Frazer Macdonald Hay is a peace-building consultant, researcher, and writer whose work explores the intersections of architecture, memory, violence, and the everyday. He is the founder of Uniform November, a consultancy working internationally on post-conflict recovery, cultural heritage protection, displacement, and social cohesion.
Frazer has worked in contexts including Iraq, Ukraine, Mexico, Syria, and Indonesia with organisations such as the UN’s International Organisation for Migration, UNESCO, ICCROM, The HALO Trust, the British Council’s Cultural Protection Fund (CPF), and a range of NGOs and universities across the UK, Norway, Singapore, and the Netherlands. His practice combines field-based peacebuilding with critical research into how ordinary buildings, people, and places carry legacies of conflict, silence, and resilience.

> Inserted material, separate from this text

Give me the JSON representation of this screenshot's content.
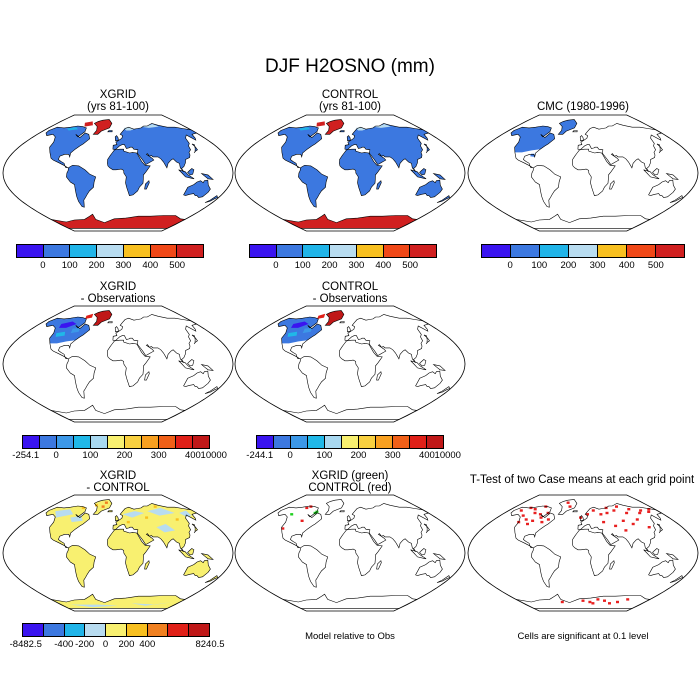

He holds a Master’s degree in Peace and Conflict Studies from the University of St Andrews and a Master’s degree in Architectural Conservation from the University of Edinburgh. He writes regularly on memory, cultural heritage, violence, and peace advocacy, with a particular interest in how everyday and infra-ordinary places and spaces can become sites of dialogue, accountability, and repair.
“The Scottish Peace Platform has enormous potential to become a credible, accessible space for peace advocacy and education in Scotland. I’m committed to supporting and advising the platform so it remains relevant, transparent, and grounded in both lived experience and critical thinking — especially at a time when peace work requires renewed commitment across society.”